Georgina listed the integers from \(1\) to \(13\):
\(1\), \(2\), \(3\), \(4\), \(5\), \(6\), \(7\), \(8\), \(9\), \(10\), \(11\), \(12\), \(13\)
She determined that the sum of all of the digits of the integers in this list is
\(1+2+3+4+5+6+7+8+9+(1+0)+(1+1)+(1+2) + (1+3)= 55\)
She then challenged you to determine the sum of all of the digits of the integers from \(1\) to \(100\). What sum would you get?

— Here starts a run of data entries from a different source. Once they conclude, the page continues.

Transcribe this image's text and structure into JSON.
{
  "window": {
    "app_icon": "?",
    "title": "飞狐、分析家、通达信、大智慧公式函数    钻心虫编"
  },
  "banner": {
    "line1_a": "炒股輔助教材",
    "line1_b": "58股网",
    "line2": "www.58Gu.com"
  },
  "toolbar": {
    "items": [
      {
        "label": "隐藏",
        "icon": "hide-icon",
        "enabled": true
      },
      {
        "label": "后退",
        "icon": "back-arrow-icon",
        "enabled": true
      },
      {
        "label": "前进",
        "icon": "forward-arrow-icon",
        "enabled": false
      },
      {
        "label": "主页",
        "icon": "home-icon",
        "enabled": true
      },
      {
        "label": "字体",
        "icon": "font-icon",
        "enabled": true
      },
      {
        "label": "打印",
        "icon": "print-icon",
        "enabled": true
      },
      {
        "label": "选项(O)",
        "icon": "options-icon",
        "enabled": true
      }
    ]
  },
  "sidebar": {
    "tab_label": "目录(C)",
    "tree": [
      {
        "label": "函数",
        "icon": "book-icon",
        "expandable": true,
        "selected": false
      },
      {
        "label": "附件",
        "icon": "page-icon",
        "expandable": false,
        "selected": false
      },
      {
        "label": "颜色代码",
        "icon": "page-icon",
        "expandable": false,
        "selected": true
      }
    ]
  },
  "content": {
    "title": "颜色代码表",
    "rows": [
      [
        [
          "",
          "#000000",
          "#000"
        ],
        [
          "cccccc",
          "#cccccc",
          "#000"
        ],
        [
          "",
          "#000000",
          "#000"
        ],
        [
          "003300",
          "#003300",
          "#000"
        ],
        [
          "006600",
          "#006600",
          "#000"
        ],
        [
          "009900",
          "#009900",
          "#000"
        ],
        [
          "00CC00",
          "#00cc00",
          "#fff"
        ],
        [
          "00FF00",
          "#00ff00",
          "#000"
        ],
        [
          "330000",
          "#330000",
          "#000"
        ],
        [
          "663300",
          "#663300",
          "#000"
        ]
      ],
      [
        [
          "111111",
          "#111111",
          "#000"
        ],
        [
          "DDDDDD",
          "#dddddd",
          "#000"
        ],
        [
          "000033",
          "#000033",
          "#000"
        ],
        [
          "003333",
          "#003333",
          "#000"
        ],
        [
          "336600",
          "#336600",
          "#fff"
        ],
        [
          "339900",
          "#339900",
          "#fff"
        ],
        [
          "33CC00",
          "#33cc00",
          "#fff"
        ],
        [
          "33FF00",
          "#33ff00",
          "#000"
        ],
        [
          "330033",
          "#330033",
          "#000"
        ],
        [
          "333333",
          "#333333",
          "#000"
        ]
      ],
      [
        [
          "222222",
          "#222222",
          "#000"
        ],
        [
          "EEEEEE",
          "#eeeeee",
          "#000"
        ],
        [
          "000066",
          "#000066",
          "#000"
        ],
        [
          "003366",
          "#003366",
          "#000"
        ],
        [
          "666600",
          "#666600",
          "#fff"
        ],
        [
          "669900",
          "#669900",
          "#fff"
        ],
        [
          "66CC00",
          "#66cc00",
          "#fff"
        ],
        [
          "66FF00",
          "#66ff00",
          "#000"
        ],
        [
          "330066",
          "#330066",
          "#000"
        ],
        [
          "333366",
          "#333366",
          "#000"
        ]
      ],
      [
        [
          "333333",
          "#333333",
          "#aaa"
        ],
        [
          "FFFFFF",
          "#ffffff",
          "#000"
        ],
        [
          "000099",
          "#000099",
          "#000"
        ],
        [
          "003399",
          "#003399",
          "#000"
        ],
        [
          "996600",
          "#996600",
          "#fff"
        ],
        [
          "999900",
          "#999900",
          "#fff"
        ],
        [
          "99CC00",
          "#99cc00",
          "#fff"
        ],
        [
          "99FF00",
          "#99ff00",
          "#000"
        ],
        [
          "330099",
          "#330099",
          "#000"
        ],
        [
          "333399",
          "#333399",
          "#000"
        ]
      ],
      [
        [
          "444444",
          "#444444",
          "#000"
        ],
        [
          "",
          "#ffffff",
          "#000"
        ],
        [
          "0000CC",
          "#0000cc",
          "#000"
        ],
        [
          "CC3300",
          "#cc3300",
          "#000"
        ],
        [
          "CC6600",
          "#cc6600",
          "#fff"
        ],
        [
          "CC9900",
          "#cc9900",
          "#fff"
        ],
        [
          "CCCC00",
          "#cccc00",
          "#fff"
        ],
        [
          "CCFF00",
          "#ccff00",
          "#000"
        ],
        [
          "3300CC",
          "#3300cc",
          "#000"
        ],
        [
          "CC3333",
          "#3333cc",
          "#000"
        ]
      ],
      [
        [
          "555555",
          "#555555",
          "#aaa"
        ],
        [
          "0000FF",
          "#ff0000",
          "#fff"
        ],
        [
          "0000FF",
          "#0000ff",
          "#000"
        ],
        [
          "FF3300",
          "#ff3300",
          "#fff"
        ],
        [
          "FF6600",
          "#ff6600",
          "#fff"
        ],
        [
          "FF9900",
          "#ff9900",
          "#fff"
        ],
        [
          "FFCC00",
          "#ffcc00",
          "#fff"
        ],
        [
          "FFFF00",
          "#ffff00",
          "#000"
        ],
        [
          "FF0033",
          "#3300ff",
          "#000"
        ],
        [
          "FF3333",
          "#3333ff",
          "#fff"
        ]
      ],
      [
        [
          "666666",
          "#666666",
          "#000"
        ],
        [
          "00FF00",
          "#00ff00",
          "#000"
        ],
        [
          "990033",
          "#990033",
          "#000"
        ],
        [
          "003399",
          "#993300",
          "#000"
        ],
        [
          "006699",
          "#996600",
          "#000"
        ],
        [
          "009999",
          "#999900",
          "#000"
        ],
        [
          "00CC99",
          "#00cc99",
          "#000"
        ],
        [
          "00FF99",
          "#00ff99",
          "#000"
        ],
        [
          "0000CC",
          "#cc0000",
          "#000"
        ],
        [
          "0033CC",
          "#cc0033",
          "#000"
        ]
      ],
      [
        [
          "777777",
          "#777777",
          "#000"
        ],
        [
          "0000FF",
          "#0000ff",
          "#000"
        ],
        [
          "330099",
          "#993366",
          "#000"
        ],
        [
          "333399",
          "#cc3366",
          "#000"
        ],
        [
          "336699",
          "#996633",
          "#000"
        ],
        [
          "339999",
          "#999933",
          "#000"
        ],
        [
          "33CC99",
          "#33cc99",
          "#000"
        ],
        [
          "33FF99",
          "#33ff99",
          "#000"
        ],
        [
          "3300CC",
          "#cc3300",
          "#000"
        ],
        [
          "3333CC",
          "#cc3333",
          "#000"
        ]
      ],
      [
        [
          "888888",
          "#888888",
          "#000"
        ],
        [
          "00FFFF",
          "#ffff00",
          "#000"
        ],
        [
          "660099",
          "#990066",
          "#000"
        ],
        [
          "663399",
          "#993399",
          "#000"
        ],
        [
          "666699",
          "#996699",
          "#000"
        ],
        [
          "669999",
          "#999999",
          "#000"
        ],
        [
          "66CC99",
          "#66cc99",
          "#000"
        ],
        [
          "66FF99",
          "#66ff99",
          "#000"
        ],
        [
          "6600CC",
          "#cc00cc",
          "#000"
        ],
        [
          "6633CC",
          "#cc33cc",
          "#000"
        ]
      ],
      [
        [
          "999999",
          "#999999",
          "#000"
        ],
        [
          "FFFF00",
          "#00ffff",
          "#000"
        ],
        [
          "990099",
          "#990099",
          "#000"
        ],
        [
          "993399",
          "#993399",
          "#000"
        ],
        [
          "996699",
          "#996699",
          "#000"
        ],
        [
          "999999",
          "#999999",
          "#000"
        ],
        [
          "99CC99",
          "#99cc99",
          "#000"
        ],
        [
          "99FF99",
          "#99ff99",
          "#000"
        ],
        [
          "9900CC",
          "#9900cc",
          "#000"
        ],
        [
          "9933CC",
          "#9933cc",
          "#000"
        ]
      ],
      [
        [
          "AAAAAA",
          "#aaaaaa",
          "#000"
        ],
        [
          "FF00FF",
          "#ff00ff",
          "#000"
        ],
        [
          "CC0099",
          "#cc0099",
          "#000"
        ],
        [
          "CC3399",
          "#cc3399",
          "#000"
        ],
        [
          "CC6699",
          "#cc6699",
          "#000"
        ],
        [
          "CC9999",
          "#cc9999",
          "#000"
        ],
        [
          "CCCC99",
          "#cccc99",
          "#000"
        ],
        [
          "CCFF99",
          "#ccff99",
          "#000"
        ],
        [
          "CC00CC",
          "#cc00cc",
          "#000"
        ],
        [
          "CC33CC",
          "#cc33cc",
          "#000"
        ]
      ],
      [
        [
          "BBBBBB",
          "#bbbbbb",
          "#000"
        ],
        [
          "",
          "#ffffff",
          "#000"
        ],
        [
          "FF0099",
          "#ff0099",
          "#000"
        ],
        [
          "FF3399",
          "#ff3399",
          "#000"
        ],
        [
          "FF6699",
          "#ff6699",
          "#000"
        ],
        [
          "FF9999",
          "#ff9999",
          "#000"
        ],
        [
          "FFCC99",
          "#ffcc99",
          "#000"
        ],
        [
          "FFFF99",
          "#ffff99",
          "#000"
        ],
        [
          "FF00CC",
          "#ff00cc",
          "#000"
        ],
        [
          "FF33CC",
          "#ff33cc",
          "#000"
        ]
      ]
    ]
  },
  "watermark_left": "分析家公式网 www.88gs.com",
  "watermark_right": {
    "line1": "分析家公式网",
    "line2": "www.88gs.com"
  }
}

In the integers from \(1\) to \(100\), each digit from \(0\) to \(9\) appears as the units digit of a number exactly ten times. For example, the digit \(1\) appears as the units digit in the numbers \(1\), \(11\), \(21\), \(31\), \(41\), \(51\), \(61\), \(71\), \(81\), \(91\), a total of \(10\) numbers. Therefore, the sum of all of the units digits is \[\begin{aligned} 10(1) &+ 10(2) + 10(3) + 10(4) + 10(5)+ 10(6) + 10(7) +10(8) +10(9) +10(0)\\ & = 10(1 + 2 + 3 + 4 + 5 + 6 + 7 + 8 + 9 + 0)\\ & = 10(45)\\ &=450 \end{aligned}\]
Similarly, each digit from \(1\) to \(9\) appears as the tens digit of a number exactly ten times. For example, the digit \(1\) appears as the tens digit in the numbers \(10\), \(11\), \(12\), \(13\), \(14\), \(15\), \(16\), \(17\), \(18\), \(19\), a total of \(10\) numbers. The digit \(0\) appears as the tens digit of a number once. Therefore, the sum of all of the tens digits is \[\begin{aligned} 10(1 + 2 + 3 + 4 + 5 + 6 + 7 + 8 + 9 ) + 0&=10(45)\\ &=450 \end{aligned}\]
The number \(100\) is the only number with a hundreds digit. We need to add \(1\) to our final sum.
Therefore, the sum of all of the digits of the integers from \(1\) to \(100\) is \(450 + 450 + 1 = 901\).